The support of other mothers is often crucial when we become mothers ourselves - for companionship and friendship and more. Skilled support can be particularly important if we wish to breastfeed, and especially so if we have never held a baby before let alone witnessed a baby nursing at the breast. Indeed our culture educates a woman about everything she needs to know in a man's world. Breastfeeding and normal infant feeding behaviour are not among them. Our apprenticeship for mothering is almost non-existent - or consisting only of pre-natal viewing of Supernanny. The society we are expected to mother in lacks the village of wisdom and sisterhood - replaced with cities of economy and employment.

Outside of family support - my mother and sister both breastfed - skilled breastfeeding support has helped me in developing the courage to breastfeed, to overcome real difficulties in breastfeeding both my children, and to continue to breastfeed according to the needs of my children rather than an arbitrary cut-off point imposed by somebody else.

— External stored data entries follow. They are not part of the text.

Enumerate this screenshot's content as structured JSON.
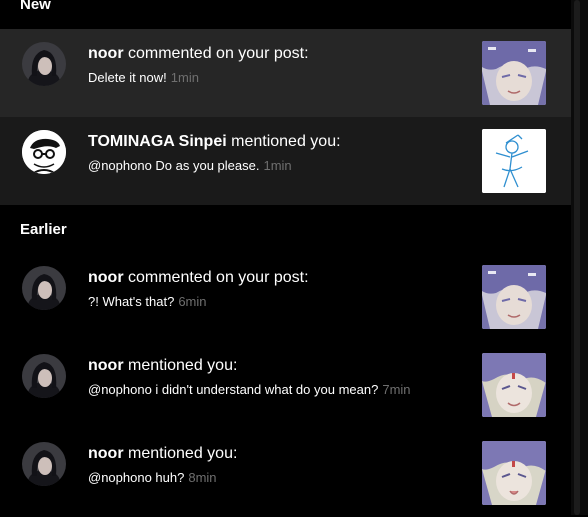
{
  "sections": {
    "new_label": "New",
    "earlier_label": "Earlier"
  },
  "notifications": [
    {
      "user": "noor",
      "action": "commented on your post:",
      "message": "Delete it now!",
      "time": "1min",
      "avatar": "dark-haired-girl-avatar",
      "thumbnail": "anime-drawing-thumbnail",
      "highlighted": true
    },
    {
      "user": "TOMINAGA Sinpei",
      "action": "mentioned you:",
      "message": "@nophono Do as you please.",
      "time": "1min",
      "avatar": "glasses-sketch-avatar",
      "thumbnail": "blue-sketch-thumbnail",
      "highlighted": true
    },
    {
      "user": "noor",
      "action": "commented on your post:",
      "message": "?! What's that?",
      "time": "6min",
      "avatar": "dark-haired-girl-avatar",
      "thumbnail": "anime-drawing-thumbnail",
      "highlighted": false
    },
    {
      "user": "noor",
      "action": "mentioned you:",
      "message": "@nophono i didn't understand what do you mean?",
      "time": "7min",
      "avatar": "dark-haired-girl-avatar",
      "thumbnail": "anime-drawing-thumbnail",
      "highlighted": false
    },
    {
      "user": "noor",
      "action": "mentioned you:",
      "message": "@nophono huh?",
      "time": "8min",
      "avatar": "dark-haired-girl-avatar",
      "thumbnail": "anime-drawing-thumbnail",
      "highlighted": false
    }
  ],
  "colors": {
    "background": "#000000",
    "row_highlight_1": "#262626",
    "row_highlight_2": "#1a1a1a",
    "text": "#ffffff",
    "muted": "#6f6f6f"
  }
}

A local lactation consultant helped me through some tough times, my post-natal doula was able to hep me - not least in her calling of 'mothering the mother' - and La Leche League meetings helped me though some difficult spells, in warm company of a circle of women. I enjoyed supporting other mothers, too, as a peer supporter in the local children's centre.

At these various gatherings, I found real help in the nourishing company of fellow mothers engaged in mothering in the most old-fashioned of ways. None are intimidatingly seemingly perfect in every way - we are mothers who are doing our best and good enough is good enough. Nursing our children together, seeking and offering support, is something which falls outside GDP, outside contracts, PAYE and outside tax. It is squarely in the realm of love and nurture and care. And the women - and it is women - who offer their time, dedication and experience to support breastfeeding mothers? Volunteers. Unpaid. Many of them, 'stay at home mothers'.

You know. Those mothers wasting their talent at home, contributing 'nothing' to the economy and refusing to play the equality-as-sameness game.

So yes. For me and my family, breastfeeding started out as a way to feed my babies - and over time it became a way to respond to their needs for food, comfort, love, sleep, warmth, closeness to me and reassurance. This is one of the reasons I baulk at the idea that I am somehow replaceable in the early years (indeed at all), that I am substitutable by another relative or a stranger and that I am 'equal' only in terms of a capitalist game and economic agenda written by non-lactating males.

It might not contribute to GDP as would the purchase of commercial substitutes and paraphernalia. It might be invisible economically and politically. Yet, the milk I have provided for my children for four-and-a-half years is precious, the normal and natural food produced by my body to meet their changing needs. And the warmth of my arms in its delivery is priceless. There is value in that.